柔らかな色彩と光の表現による清澄な作品は今なお、世界中の人々を魅了し続けます。

このたび、「モネ 連作の情景」が、東京で盛況を博し、2024年2月10日より5月6日までは、大阪中之島美術館 にて開催されます。
本展は「印象派」の誕生から150年目を迎えることを記念して開催される展覧会で、国内外のモネの代表作約70点が一堂に会します。

本展は、日本初公開となる人物画の大作《昼食》を中心にした「印象派以前」の作品から、《積みわら》や《睡蓮》などの多彩なモティーフの「連作」まで、展示作品のすべてがモネの作品で、海外30館以上を含む、国内外40館以上から集められたモネの代表作を堪能できる貴重な機会です。
モネの壮大な光溢れる芸術をご堪能ください。

第1章 印象派以前のモネ

パリで1840年に生まれたモネは、5歳から18歳までの成長期をフランス北西部のル・アーヴルで過ごし、17歳で風景画家ブーダン(1824-98)と出会ったことで運命の転機を迎えます。ブーダンはモネを戸外のスケッチに誘い、風景を描くことに開眼させたのです。
画家を志したモネは18歳でパリに出て、絵の勉強を続け、画塾で出会ったピサロ(1830-1903)やルノワール(1841-1919)、シスレー(1839-99)、バジール(1841-70)と親交を深めました。
当時フランスの若い画家にとってサロン入選は唯一の登竜門でしたが、モネは1865年に2点の海景画でサロンに初入選します。順調なデビューを飾り、その後も入選を重ねましたが、戸外で描いたモネの意欲作を保守的なサロン審査員の多くは評価せず、1867年以降は落選を重ねました。
本章ではサロンに落選した初来日の大作《昼食》を中心に、オランダで描いた風景画などモネの初期作品が紹介されています。

画像: 《昼食》1868-69年 油彩、カンヴァス 231.5×151.5cm シュテーデル美術館 © Städel Museum, Frankfurt am Main 日本初公開

《昼食》1868-69年 油彩、カンヴァス 231.5×151.5cm シュテーデル美術館
© Städel Museum, Frankfurt am Main 
日本初公開

食卓に座るのは、後に結婚するカミーユと息子のジャン。幸せそうな2人を見守る来客の女性と、様子をうかがう女中の姿もあります。プライベートな情景をモネは高さ230cm を超える大きなカンヴァスに描きました。

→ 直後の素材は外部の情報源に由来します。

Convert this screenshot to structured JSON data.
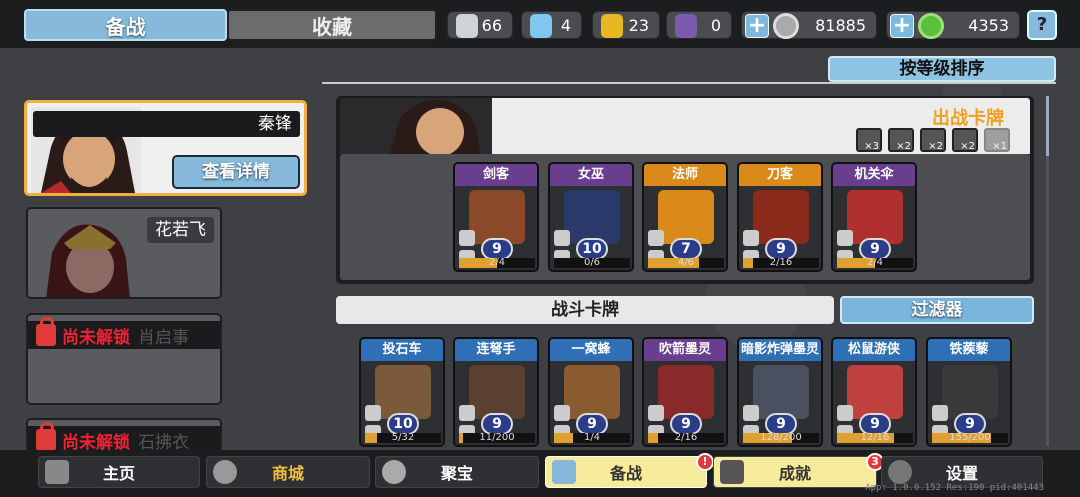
{
  "tabs": {
    "active": "备战",
    "inactive": "收藏"
  },
  "resources": {
    "silver_shield": "66",
    "blue_crystal": "4",
    "gold_shield": "23",
    "purple_badge": "0",
    "coins": "81885",
    "gems": "4353"
  },
  "colors": {
    "accent_blue": "#86b9dc",
    "gold": "#f0a020",
    "alert_red": "#e03a3a",
    "nav_active": "#f5eb9a"
  },
  "sort_button": "按等级排序",
  "heroes": [
    {
      "name": "秦锋",
      "detail_button": "查看详情"
    },
    {
      "name": "花若飞"
    },
    {
      "lock_text": "尚未解锁",
      "name": "肖启事"
    },
    {
      "lock_text": "尚未解锁",
      "name": "石拂衣"
    }
  ],
  "deploy": {
    "title": "出战卡牌",
    "multipliers": [
      "×3",
      "×2",
      "×2",
      "×2",
      "×1"
    ],
    "cards": [
      {
        "label": "剑客",
        "level": "9",
        "progress": "2/4",
        "fill": 0.5,
        "color": "#6a3e8e"
      },
      {
        "label": "女巫",
        "level": "10",
        "progress": "0/6",
        "fill": 0.0,
        "color": "#6a3e8e"
      },
      {
        "label": "法师",
        "level": "7",
        "progress": "4/6",
        "fill": 0.67,
        "color": "#d98a1a"
      },
      {
        "label": "刀客",
        "level": "9",
        "progress": "2/16",
        "fill": 0.125,
        "color": "#d98a1a"
      },
      {
        "label": "机关伞",
        "level": "9",
        "progress": "2/4",
        "fill": 0.5,
        "color": "#6a3e8e"
      }
    ]
  },
  "battle": {
    "title": "战斗卡牌",
    "filter_button": "过滤器",
    "cards": [
      {
        "label": "投石车",
        "level": "10",
        "progress": "5/32",
        "fill": 0.16,
        "color": "#2f6fb6"
      },
      {
        "label": "连弩手",
        "level": "9",
        "progress": "11/200",
        "fill": 0.05,
        "color": "#2f6fb6"
      },
      {
        "label": "一窝蜂",
        "level": "9",
        "progress": "1/4",
        "fill": 0.25,
        "color": "#2f6fb6"
      },
      {
        "label": "吹箭墨灵",
        "level": "9",
        "progress": "2/16",
        "fill": 0.125,
        "color": "#6a3e8e"
      },
      {
        "label": "暗影炸弹墨灵",
        "level": "9",
        "progress": "128/200",
        "fill": 0.64,
        "color": "#2f6fb6"
      },
      {
        "label": "松鼠游侠",
        "level": "9",
        "progress": "12/16",
        "fill": 0.75,
        "color": "#2f6fb6"
      },
      {
        "label": "铁蒺藜",
        "level": "9",
        "progress": "155/200",
        "fill": 0.78,
        "color": "#2f6fb6"
      }
    ]
  },
  "nav": [
    {
      "label": "主页",
      "icon": "home-icon"
    },
    {
      "label": "商城",
      "icon": "coins-icon"
    },
    {
      "label": "聚宝",
      "icon": "treasure-icon"
    },
    {
      "label": "备战",
      "icon": "card-icon",
      "badge": "!"
    },
    {
      "label": "成就",
      "icon": "achievement-icon",
      "badge": "3"
    },
    {
      "label": "设置",
      "icon": "gear-icon"
    }
  ],
  "version": "App: 1.0.0.152 Res:190 pid:401443"
}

画像: 《ルーヴル河岸》1867年頃 油彩、カンヴァス 65.1×92.6cm デン・ハーグ美術館 © Kunstmuseum Den Haag - bequest Mr. and Mrs. G.L.F. Philips-van der Willigen, 1942

《ルーヴル河岸》1867年頃 油彩、カンヴァス 65.1×92.6cm デン・ハーグ美術館
© Kunstmuseum Den Haag - bequest Mr. and Mrs. G.L.F. Philips-van der Willigen, 1942

カンヴァスの上半分を空が占め、下半分はルーヴル河岸(ルーヴル通り)を往来する馬車や人で賑わいます。セーヌ川を挟んだ遠方のパリ左岸にはパンテオンのドームが見えます。伝統的な様式で描かれた、モネには珍しい都会の風景です。

第2章 印象派の画家、モネ

オランダから帰国したモネは、1871年末からパリ郊外のアルジャントゥイユで暮らし始めます。マネやルノワールも風光明媚なこの地を訪れてモネと一緒に制作しました。
本章では、1870年代から80年代にかけて、セーヌ川流域を拠点に各地を訪れたモネの作品が展示されています。アトリエ舟で自在に移動し、戸外で制作した印象派らしい多様な風景画です。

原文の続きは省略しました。